I couldn’t bear to see my mother in tears, so I tried my best to comfort her. The cousins were growing up, I explained. Now that we
weren’t little kids who needed to be watched, there wasn’t as much reason for the family to get together anymore.
Or so we thought. Although we no longer spent every weekend together as before, our family still gathered on holidays and birthdays without inviting my mother and me.
“It’s because of you,” Kathi loved to say. “Because you’re gonna go places and they know it.” She was crying, but she couldn’t wipe the smile off her face. We had been shunned—a mixed blessing, to be sure: to my mother it meant winning and losing everything at the same time.
———
“N
EVER FALL IN LOVE WITH A BLOND,” MY MOTHER WARNED ME
.
“Why not?” I said, though there was no point in asking. Kathi was high and in the mood for a soliloquy. She had a trove of stories that she loved to tell over and over. My role was to shut up and listen, even if I already knew where the story was headed. Most of the time, I did.
Kathi had somehow gotten wise to a scientific study that found that the human eye registers light colors before it does dark, ergo blond hair before black or brown. “Why do you think Cinderella and the Virgin Mary are always blondes? It’s utter bullshit,” she said. Blond hair, she went on to explain, is the first thing you see when you enter a crowded high-school gymnasium or a party in the dark woods.
“And you think it’s love at first sight. But it’s not. Just your eyes playing tricks,” she said bitterly. “Blonds. They’re the vainest people on earth.”
She was obviously talking about my father.
MY PARENTS MET AS
teenagers, when both of them were still high on the most dangerous intoxicant, the promise that good looks were enough to deliver them to their dreams. As the legend goes, seventeen-year-old
Kathi was babysitting for a rich family that also employed a blond-haired, blue-eyed boy to mow their lawn. She watched him through the window for a few weeks before making her move.
“When are you going to take me out to dinner?”
“Tonight?” Zeke offered. He was nineteen, cute, and defenseless.
I can imagine my young mother pulling my father’s blond hair, clawing his back with her long, sharp nails, my father grunting and roaring on top of her. A sickening thought for most people, it gives me great comfort now. Once there was love, brutal physical love, the kind that makes people scream, then wake up in each other’s arms hungry, tired, and a little sore.
“He looked just like Robert Redford,” Mum used to say.
Looking at the pictures now, I think, “Not quite …,” though Zeke was definitely handsome in a small-town way. My father never spoke about my mother’s former beauty. He didn’t need to. She bragged enough for herself. Neither of my parents tired of telling me how gorgeous everyone thought they were when they were young. Pride like this is both tyrannical and tragic, for the chief function of pride is to usher in the fall.

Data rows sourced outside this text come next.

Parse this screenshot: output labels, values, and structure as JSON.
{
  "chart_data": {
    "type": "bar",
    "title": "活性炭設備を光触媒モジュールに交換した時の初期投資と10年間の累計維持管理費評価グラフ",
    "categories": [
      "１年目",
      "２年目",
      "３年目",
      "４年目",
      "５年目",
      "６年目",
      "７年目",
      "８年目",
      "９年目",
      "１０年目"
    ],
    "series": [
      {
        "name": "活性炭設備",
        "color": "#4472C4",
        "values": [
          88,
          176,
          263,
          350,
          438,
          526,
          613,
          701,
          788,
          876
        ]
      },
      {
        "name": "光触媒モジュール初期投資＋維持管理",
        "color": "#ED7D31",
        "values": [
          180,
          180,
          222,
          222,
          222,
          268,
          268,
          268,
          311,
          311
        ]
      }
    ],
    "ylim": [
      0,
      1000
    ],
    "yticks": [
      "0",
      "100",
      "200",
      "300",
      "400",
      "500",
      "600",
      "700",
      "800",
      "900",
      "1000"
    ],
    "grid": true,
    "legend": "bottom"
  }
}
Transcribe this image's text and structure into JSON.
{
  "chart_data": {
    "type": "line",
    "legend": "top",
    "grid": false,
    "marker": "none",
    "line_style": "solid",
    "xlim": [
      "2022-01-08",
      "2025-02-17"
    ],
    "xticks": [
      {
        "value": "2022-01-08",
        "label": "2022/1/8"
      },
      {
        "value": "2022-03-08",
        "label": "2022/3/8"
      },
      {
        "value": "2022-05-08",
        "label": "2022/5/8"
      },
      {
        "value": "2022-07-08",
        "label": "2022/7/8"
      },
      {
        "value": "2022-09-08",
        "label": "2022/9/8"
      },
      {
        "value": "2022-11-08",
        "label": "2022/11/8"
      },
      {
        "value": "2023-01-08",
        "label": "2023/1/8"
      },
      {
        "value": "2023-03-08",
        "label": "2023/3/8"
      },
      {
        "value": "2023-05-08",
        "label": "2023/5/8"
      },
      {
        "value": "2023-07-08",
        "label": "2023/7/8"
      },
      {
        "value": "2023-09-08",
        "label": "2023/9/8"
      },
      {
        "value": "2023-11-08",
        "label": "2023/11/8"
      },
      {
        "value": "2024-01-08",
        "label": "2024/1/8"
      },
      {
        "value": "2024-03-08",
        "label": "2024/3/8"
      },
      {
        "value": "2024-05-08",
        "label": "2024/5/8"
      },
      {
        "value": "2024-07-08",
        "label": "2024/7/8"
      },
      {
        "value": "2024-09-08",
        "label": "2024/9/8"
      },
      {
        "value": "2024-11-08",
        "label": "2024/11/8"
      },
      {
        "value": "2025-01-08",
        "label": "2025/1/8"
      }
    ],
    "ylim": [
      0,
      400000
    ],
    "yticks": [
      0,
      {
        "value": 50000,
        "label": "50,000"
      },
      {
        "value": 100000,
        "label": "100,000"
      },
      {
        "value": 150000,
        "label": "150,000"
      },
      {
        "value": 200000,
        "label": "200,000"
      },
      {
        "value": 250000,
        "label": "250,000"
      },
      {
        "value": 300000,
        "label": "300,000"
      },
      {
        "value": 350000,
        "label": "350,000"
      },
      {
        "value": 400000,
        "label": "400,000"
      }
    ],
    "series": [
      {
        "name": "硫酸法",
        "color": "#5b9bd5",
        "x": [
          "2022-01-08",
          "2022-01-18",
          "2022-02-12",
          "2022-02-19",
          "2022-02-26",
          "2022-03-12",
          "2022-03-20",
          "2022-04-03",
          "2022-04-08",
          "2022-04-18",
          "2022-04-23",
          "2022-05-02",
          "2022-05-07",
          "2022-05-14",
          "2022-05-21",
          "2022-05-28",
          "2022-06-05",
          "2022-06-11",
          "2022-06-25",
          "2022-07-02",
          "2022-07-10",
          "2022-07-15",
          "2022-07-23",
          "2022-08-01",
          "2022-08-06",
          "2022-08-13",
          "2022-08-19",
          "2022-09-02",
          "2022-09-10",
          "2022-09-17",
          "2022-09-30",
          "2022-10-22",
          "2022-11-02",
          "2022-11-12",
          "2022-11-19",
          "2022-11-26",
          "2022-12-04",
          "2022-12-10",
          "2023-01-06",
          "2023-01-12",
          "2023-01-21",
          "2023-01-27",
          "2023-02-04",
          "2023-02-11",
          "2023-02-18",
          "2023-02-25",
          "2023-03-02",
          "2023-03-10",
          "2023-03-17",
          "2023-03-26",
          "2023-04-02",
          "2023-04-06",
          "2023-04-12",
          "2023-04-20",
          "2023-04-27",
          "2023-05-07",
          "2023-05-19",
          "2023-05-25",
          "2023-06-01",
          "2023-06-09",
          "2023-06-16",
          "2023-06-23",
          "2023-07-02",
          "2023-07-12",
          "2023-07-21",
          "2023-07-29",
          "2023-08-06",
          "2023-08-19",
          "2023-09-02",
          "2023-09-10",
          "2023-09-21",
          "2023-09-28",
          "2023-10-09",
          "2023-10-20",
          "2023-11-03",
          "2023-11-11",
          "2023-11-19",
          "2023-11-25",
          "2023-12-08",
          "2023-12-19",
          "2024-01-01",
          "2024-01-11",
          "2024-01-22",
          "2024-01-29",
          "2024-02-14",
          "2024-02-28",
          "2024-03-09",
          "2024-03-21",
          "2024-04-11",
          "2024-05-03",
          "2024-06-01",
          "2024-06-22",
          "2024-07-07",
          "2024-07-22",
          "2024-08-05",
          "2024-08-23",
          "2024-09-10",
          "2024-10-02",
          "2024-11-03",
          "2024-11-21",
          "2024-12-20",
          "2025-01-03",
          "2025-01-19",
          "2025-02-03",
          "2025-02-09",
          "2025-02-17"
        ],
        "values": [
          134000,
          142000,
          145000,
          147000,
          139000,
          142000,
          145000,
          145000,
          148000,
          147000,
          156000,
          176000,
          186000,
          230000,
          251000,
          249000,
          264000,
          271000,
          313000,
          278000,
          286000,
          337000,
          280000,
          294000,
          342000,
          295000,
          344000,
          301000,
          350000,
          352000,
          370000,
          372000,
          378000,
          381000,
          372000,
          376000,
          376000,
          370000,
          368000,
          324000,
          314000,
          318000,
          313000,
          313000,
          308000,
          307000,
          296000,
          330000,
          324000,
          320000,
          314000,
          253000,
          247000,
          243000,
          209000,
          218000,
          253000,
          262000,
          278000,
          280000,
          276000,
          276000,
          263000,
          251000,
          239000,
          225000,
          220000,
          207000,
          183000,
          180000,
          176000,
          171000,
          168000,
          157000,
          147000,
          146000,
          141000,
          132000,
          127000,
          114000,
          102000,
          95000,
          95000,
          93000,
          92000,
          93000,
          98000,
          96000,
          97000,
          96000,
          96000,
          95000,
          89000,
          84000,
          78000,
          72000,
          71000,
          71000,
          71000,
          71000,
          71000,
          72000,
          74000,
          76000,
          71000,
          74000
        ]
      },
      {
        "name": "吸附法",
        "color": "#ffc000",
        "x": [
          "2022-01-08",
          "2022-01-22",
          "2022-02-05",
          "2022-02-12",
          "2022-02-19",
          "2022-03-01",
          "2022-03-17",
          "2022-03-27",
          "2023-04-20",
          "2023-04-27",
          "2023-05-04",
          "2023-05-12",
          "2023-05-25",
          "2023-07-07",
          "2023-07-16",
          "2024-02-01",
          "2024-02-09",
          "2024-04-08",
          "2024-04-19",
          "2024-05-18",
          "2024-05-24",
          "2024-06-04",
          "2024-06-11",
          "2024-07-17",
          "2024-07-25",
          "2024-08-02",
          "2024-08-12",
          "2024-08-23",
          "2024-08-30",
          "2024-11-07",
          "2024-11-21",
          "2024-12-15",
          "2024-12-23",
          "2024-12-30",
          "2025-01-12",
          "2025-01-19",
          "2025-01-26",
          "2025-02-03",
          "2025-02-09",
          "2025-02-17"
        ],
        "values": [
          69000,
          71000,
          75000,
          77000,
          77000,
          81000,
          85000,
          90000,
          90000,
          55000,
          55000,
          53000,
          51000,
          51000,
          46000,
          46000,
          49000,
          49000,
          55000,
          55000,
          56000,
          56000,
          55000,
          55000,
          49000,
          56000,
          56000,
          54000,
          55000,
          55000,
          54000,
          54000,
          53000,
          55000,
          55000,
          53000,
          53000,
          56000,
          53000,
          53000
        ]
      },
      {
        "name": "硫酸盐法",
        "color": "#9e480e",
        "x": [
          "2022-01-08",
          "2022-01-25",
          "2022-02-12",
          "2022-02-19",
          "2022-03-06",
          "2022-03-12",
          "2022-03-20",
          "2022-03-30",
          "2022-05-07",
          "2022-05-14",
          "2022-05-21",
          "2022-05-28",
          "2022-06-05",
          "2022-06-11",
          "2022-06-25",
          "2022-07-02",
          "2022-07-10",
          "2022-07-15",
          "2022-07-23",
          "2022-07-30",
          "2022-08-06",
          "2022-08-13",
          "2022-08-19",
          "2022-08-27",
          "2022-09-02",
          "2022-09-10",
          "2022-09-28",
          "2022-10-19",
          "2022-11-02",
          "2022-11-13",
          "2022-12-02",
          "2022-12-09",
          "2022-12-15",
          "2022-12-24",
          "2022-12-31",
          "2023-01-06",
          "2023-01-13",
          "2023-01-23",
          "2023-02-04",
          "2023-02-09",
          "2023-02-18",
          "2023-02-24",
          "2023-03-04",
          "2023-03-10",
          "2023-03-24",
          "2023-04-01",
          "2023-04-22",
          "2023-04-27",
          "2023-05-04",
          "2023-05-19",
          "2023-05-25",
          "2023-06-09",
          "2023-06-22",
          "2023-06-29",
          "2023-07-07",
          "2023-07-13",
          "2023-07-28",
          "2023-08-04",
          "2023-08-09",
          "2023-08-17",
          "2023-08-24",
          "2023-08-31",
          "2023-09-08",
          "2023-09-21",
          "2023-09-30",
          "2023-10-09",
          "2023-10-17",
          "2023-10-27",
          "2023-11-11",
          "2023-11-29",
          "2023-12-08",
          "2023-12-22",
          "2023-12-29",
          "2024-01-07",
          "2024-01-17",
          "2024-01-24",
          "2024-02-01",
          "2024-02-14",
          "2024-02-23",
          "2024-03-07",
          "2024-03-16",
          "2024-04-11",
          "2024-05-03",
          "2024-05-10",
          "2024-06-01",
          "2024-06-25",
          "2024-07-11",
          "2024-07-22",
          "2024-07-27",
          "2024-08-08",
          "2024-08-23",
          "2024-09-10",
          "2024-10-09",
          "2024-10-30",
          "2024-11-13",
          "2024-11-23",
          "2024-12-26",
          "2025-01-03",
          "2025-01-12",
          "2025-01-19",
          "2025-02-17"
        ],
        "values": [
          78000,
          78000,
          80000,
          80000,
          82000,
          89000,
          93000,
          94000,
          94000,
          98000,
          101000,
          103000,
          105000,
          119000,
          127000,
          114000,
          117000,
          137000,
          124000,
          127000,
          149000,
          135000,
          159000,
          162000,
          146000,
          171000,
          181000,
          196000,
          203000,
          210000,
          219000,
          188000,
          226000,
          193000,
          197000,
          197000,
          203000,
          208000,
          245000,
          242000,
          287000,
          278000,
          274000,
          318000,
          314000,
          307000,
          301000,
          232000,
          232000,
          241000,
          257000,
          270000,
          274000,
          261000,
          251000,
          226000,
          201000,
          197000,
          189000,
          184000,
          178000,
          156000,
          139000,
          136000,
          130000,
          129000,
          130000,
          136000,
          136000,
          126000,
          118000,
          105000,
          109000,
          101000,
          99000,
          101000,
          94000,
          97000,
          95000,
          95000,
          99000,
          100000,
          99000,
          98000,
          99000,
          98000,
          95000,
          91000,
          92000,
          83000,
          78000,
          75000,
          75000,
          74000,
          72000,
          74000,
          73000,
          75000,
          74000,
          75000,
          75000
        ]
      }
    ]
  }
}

My parents had sufficient raw materials to achieve a level of fame in a small town, but not much more than that. Zeke was the middle child of five black-haired, brown-eyed, hockey-playing brothers, the dazzling expression of a recessive gene with his long curly blond hair, his round blue eyes, and the winning smile of a natural-born athlete. Too short even to consider going pro, he would have liked to become a hockey coach on the high-school or maybe college level. Teenage Kathi wanted to be an actress. If she had gone to college, I think my mother would soon have discovered that the stage was a better outlet for her than film. She had the kind of talents that were best seen live. She loved a monologue, and her lungs were astonishing. Although fascinating as a performance artist, Mum would have been incapable of the subtlety even bad movies have required of actors since the pictures went talkie. But I believe she could have made a name for herself in local theater, and that my father could have been a popular coach
and PE teacher if their ambitions had not already begun to wane before an unexpected pregnancy extinguished these small dreams.